2021年東京オリンピックの開会式。無観客のスタジアムに選手団が次々と行進するディストピアのような世紀の光景を目にした時、開高の失語がどのようなものだったか少しは理解できる気がした。
「二〇年間私は鯨の腹のなかで暮してきた。(略)暴風であろうが、凪であろうが、私は壁のない独房のなかでひとりごとをつぶやいてきただけだ」(『輝ける闇』新潮文庫)。開高の失語は、自分が発するいかなる言葉もただの独り言のつぶやきでしかなく、目の前の現実をとらえることもできず、誰にも届きもしないという失意に起因していた。

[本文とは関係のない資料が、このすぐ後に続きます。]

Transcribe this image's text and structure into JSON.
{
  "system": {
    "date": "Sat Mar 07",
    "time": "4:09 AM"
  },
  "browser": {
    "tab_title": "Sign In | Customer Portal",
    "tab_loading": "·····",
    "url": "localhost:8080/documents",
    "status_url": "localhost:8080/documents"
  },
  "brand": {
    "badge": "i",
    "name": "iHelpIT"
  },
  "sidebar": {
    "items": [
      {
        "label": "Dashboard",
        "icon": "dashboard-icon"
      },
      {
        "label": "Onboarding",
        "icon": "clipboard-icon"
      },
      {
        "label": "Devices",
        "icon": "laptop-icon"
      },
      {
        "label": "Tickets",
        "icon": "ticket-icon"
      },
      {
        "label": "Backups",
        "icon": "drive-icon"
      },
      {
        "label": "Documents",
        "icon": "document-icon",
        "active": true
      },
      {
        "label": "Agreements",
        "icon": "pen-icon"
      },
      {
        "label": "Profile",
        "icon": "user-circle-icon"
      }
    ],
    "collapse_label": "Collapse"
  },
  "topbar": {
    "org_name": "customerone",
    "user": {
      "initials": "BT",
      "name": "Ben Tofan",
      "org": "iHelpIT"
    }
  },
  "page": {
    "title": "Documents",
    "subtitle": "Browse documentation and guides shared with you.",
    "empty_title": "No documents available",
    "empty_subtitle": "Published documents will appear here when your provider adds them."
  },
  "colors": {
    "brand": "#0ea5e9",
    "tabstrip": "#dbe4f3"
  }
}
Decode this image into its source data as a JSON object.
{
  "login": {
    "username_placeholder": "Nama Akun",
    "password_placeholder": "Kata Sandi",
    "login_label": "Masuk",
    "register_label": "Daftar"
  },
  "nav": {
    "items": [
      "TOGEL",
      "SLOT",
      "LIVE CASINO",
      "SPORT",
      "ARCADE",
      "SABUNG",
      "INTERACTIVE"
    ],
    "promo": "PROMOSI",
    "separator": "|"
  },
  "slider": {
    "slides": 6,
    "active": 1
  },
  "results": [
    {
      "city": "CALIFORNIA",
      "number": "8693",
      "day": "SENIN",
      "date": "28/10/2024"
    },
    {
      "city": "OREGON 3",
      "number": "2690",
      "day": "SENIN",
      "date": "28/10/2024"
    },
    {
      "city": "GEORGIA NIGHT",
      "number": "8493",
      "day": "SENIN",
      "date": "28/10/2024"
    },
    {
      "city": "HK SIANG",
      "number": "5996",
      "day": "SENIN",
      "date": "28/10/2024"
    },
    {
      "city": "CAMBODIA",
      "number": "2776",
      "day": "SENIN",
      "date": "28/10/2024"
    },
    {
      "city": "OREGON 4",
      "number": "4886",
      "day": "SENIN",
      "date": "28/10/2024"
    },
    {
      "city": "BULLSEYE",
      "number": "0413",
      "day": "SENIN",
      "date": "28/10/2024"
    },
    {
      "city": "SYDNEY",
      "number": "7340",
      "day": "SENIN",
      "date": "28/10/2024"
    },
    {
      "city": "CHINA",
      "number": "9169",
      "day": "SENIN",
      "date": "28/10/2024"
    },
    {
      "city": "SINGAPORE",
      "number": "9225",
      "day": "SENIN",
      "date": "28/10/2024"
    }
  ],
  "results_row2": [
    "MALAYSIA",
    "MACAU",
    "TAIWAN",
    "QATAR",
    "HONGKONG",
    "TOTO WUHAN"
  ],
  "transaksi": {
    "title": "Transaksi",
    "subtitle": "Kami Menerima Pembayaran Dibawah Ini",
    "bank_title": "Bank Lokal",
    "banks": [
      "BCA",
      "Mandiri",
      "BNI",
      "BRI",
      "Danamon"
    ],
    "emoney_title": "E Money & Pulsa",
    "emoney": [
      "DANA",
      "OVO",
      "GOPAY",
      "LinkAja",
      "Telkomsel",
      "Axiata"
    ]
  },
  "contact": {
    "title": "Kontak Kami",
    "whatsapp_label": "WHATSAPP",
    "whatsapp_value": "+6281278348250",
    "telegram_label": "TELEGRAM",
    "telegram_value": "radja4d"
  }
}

今回のオリンピックの前後に世に出た議論をみていて、本質を言い当てているものがいまだ現れず、誰もが何か言いよどんでいるような印象があるのは、この祝祭をきっかけにいままで自分たちが見て見ぬふりをしてきた現実が一気に噴出したことに私たち自身がとまどっているからではないか。みたくなかった現実を突きつけられ、私たちもまた開高のように失語を経験しているのではないか。
空疎を極めた政治の言葉
新型コロナウイルスが流行しはじめてから東京オリンピックまでの期間は、まさに“政治の季節”であった。自分たちの生活、命、健康と政治が密接につながっていることをいやというほど実感させられた。経済活動の維持と感染拡大防止、カネと健康……それに伴う格差や補償の問題を巡って私たちは政治の混乱に度々立ち往生させられ、不満を募らせてきた。本来であれば科学的な根拠を基にした対応が必要な局面においてさえ、稚拙で拙速な政治的な判断がまかり通るのを何度も目にしてきた。PCR検査数の抑制、アベノマスク、Go Toキャンペーン問題、二転三転した水際対策など挙げればきりがない。「too little, too late(少なすぎ、遅すぎ)」と揶揄されるコロナ対策もそうだ。その混乱と不満はオリンピック開催にいたって最高潮に達した。
開催直前までの世論調査では過半数が開催に反対していた。増える感染者、デルタ株の流行、医療体制のひっ迫、感染症専門家からも開催を疑問視する声があがり、小池都知事が中止を宣言するのではないかといった憶測までが流れ、とてもオリンピックを楽しむムードではなかった。国内外メディアも開催に懐疑的であり、明確に反対をするものもあった。しかし、増える感染者数と世論を横目に菅総理は中止や延期の議論を一顧だにすることがなかった。既定路線ありきの判断に科学的な根拠も、明確なヴィジョンも示されることがなかった。オリンピックさえやってしまえば国民は現実を忘れる、景気も支持率も上がるという打算しか見えなかった。